Die weiteren Speaker:innen: breites Spektrum von Kosmologie bis Plattformkritik

Um den Anspruch zu erfüllen, die „gesamte Bandbreite der KI-Debatte abbilden“ zu können, bringen die weiteren Speaker:innen höchst diverse Perspektiven nach Wien. Die wissenschaftliche und technologische Grundlagenforschung wird durch die Forscherinnen Anna Goldie und Azalia Mirhoseini, Gründerinnen von Recursive Intelligence und ehemalige Leiterinnen des AlphaChip-Projekts bei Google, beleuchtet. Mahmoud „Mido“ Assran forscht an sogenannten World Models und Self-Supervised Learning, um effiziente und sichere KI-Agenten zu ermöglichen. Gehirnaktivitäten mittels KI entschlüsselt wiederum der japanische Neurowissenschaftler Yukiyasu Kamitani, dessen Arbeit bis zur Rekonstruktion von Träumen reicht.
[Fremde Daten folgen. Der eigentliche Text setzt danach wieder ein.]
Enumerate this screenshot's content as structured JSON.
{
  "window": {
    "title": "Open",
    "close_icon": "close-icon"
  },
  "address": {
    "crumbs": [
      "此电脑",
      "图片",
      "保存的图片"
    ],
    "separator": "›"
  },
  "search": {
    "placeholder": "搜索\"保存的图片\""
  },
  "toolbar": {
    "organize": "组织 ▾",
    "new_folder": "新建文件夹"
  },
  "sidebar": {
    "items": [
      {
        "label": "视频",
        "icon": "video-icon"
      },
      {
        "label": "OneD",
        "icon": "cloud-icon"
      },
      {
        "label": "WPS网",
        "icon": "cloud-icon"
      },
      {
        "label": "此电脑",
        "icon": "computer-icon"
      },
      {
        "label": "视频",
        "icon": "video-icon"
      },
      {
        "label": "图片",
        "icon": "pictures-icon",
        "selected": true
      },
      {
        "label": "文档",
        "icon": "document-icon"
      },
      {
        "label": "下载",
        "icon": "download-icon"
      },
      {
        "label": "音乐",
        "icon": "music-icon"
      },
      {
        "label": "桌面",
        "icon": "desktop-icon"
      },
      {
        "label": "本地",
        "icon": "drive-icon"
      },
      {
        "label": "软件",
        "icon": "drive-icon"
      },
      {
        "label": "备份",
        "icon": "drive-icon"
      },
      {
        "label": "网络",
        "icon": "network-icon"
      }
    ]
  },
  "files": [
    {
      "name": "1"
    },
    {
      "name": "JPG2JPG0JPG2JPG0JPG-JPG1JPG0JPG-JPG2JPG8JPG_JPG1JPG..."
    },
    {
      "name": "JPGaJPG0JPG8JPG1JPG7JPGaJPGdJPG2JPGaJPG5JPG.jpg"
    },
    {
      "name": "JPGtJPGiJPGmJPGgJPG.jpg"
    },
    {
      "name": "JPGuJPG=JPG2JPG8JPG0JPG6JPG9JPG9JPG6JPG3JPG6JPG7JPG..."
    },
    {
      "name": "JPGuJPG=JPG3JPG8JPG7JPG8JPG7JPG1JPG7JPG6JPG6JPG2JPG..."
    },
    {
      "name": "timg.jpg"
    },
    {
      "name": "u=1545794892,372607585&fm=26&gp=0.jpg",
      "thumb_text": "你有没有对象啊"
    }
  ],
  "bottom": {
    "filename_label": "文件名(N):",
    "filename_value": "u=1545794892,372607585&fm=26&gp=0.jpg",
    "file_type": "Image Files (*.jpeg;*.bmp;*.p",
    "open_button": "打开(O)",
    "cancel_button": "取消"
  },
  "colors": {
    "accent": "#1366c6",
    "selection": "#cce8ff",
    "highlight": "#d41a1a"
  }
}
Demgegenüber stehen kritische Stimmen aus Medien, Ethik und Gesellschaft: Nicholas Thompson, CEO von The Atlantic, und der bekannte Autor und Aktivist Cory Doctorow ordnen die gesellschaftlichen und politischen Folgen von KI ein. Um Datenschutz und Ethik dreht sich die Arbeit von Carissa Véliz (Associate Professor in Oxford), während der Rechtswissenschaftler César Rodríguez-Garavito (NYU) zu KI-Governance und Klima- sowie indigenen Rechten forscht. Die nigerianische klinische Psychologin Kauna Ibrahim Malgwi bringt zudem ihre Forschung zu algorithmischem Trauma und mentaler Gesundheit in prekären digitalen Arbeitsbedingungen ein.

Praxisnahe Anwendungen bringen schließlich Kateryna Lopatiuk (räumliche Datenanalyse für den Wiederaufbau), Dr. Layla Hosseini-Gerami (Ignota Labs, Chief Data Science Officer für KI-gestützte Medikamentenentwicklung) und Gabriella Di Laccio (Donne, Women in Music) mit Datenanalysen zur Sichtbarkeit von Komponistinnen ein.

Neben den rund 20 TED-Talks am abschließenden Konferenztag will die TEDAI 2026 den Besucher:innen ein umfassendes „Gesamterlebnis“ bieten. Dazu gehören ein festlicher Eröffnungsball, der Wiener Tradition mit moderner Innovation verbinde, sowie der sogenannte „Discovery Day“ mit interaktiven Workshops.